In this fourth book in the Lady Julia Grey and Nicholas Brisbane series, the newly married couple have been commandeered by Julias sister, Portia, to accompany her to an isolated valley in set in the foothills of the Kangchenjunga range of the Himalayas. Portia has had word that the husband of her ex-lover, Jane, has been murdered. Jane is expecting a baby, and she and the child, possible heir to the deceased husbands familys large property, might be in danger.
In this story we enter the world of eccentric members of the British Raj. Tea planters, doctors, missionaries, and even a reclusive monk all live in the dramatically beautiful valley theyve named The Garden of Eden. Julia and Nicholas soon find, however, that the valley is hardly Eden. Secrets and dark deeds lurk among the members of this tight knit community. There is even a man eating tiger to contend with.

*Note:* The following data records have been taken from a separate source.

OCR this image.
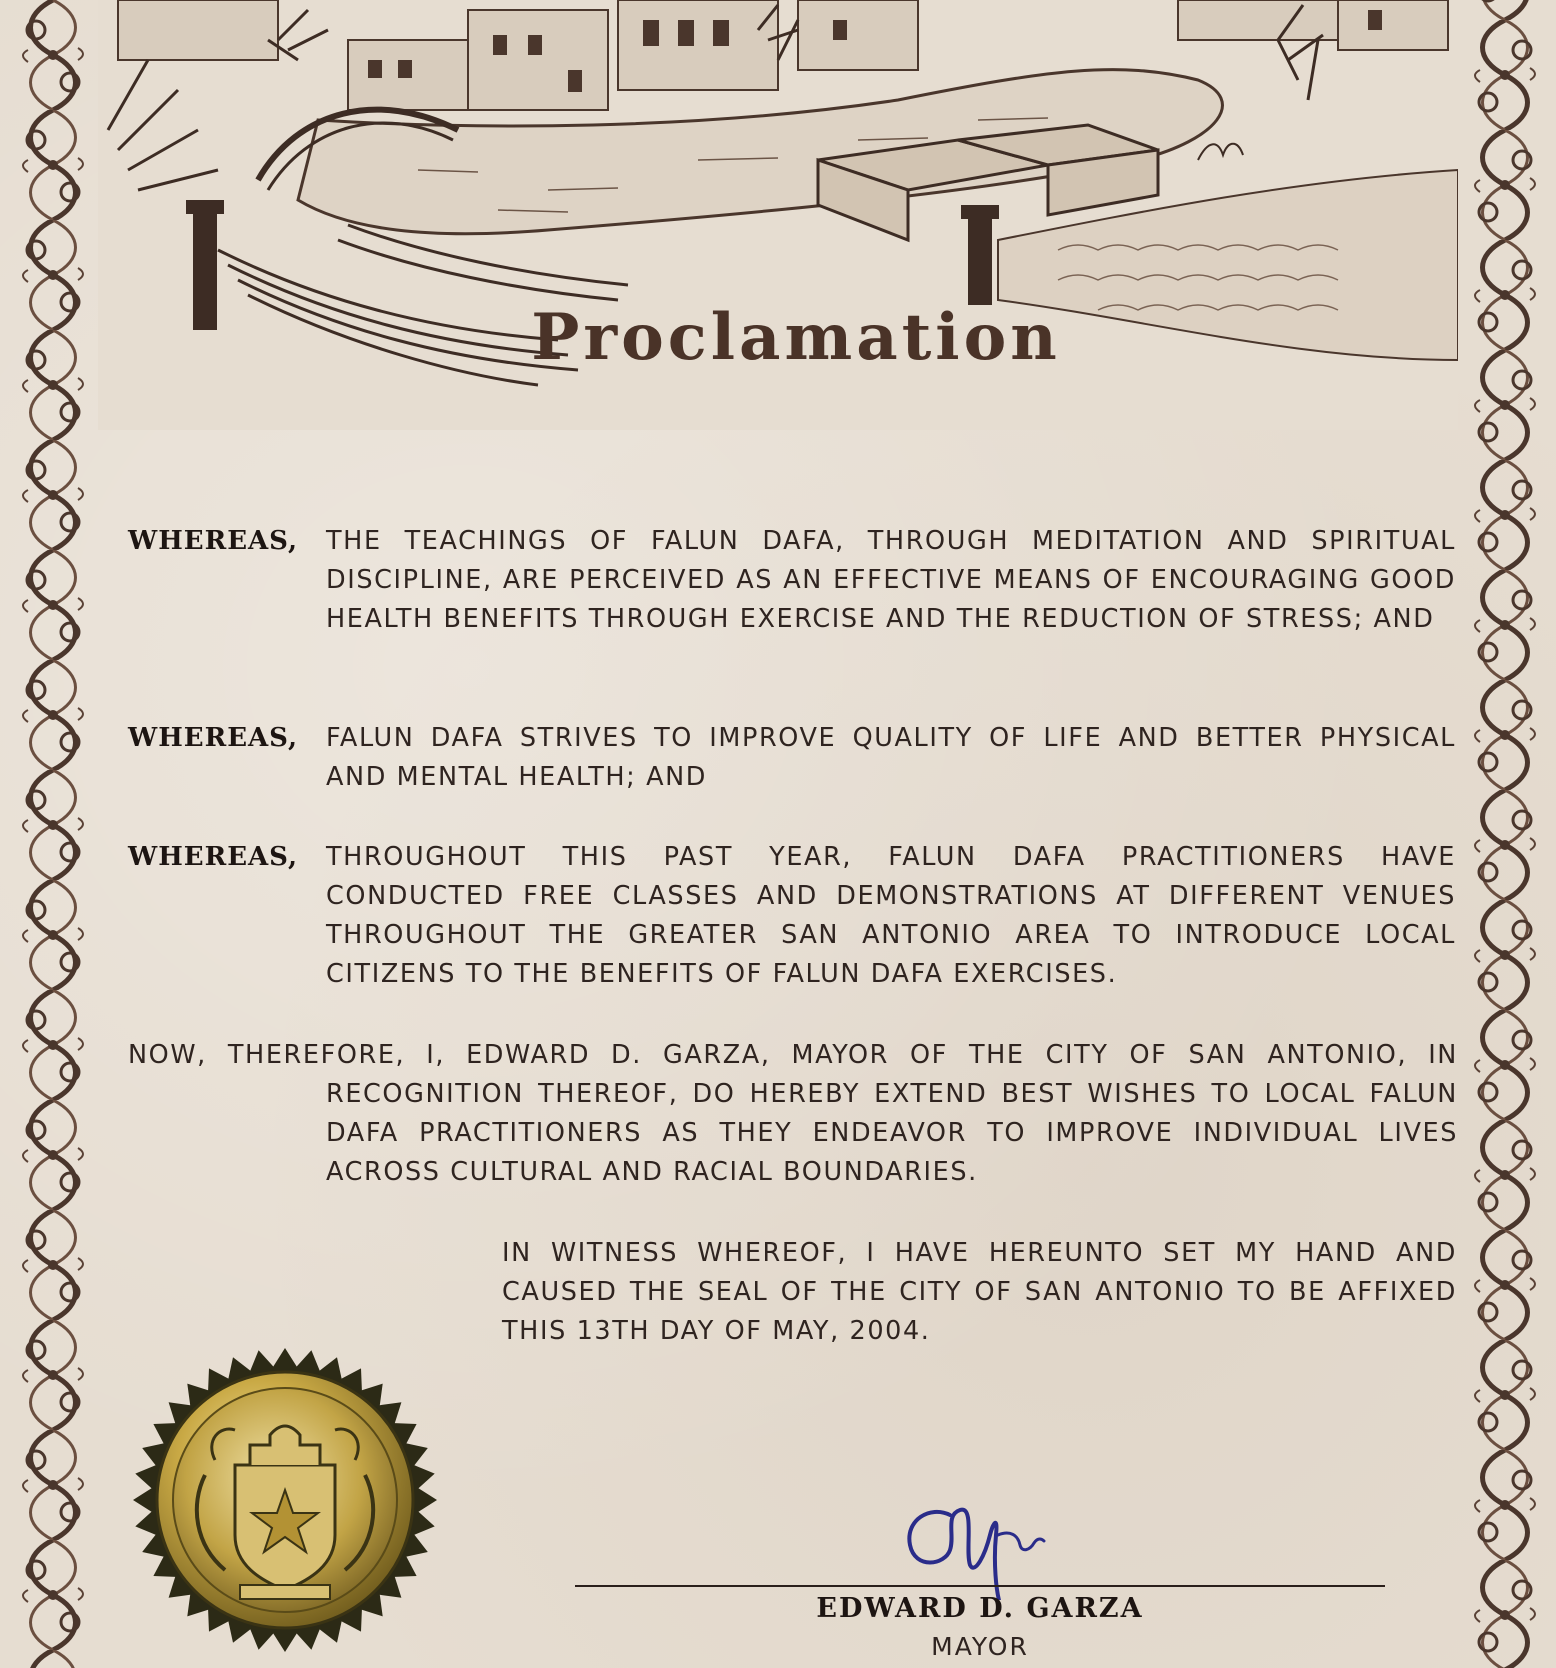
Proclamation
WHEREAS, THE TEACHINGS OF FALUN DAFA, THROUGH MEDITATION AND SPIRITUAL DISCIPLINE, ARE PERCEIVED AS AN EFFECTIVE MEANS OF ENCOURAGING GOOD HEALTH BENEFITS THROUGH EXERCISE AND THE REDUCTION OF STRESS; AND
WHEREAS, FALUN DAFA STRIVES TO IMPROVE QUALITY OF LIFE AND BETTER PHYSICAL AND MENTAL HEALTH; AND
WHEREAS, THROUGHOUT THIS PAST YEAR, FALUN DAFA PRACTITIONERS HAVE CONDUCTED FREE CLASSES AND DEMONSTRATIONS AT DIFFERENT VENUES THROUGHOUT THE GREATER SAN ANTONIO AREA TO INTRODUCE LOCAL CITIZENS TO THE BENEFITS OF FALUN DAFA EXERCISES.
NOW, THEREFORE, I, EDWARD D. GARZA, MAYOR OF THE CITY OF SAN ANTONIO, IN
RECOGNITION THEREOF, DO HEREBY EXTEND BEST WISHES TO LOCAL FALUN DAFA PRACTITIONERS AS THEY ENDEAVOR TO IMPROVE INDIVIDUAL LIVES ACROSS CULTURAL AND RACIAL BOUNDARIES.
IN WITNESS WHEREOF, I HAVE HEREUNTO SET MY HAND AND CAUSED THE SEAL OF THE CITY OF SAN ANTONIO TO BE AFFIXED THIS 13TH DAY OF MAY, 2004.
EDWARD D. GARZA
MAYOR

Raybourn gives us information about the running of an extensive tea plantation as well as glimpses of the culture of the local population. The ethnic and racial mix of peoples range from Bengali Indian to Tibetan and Nepalese, all with diverse religions, caste structures, native beliefs and special diets. The Hindus in the lowest caste stand at a great distance from the British educated half-caste upper servant governess who is allowed to join the family in social situations. Rigid social divisions among the British are in place as well, with deference given to Julia as a lady, while her lesser born but fascinating government secret agent husband has had to earn his merits via his own accomplishments.
Book Club Questions are included as is an interesting conversation with the author about the origins of her Lady Julia Grey series.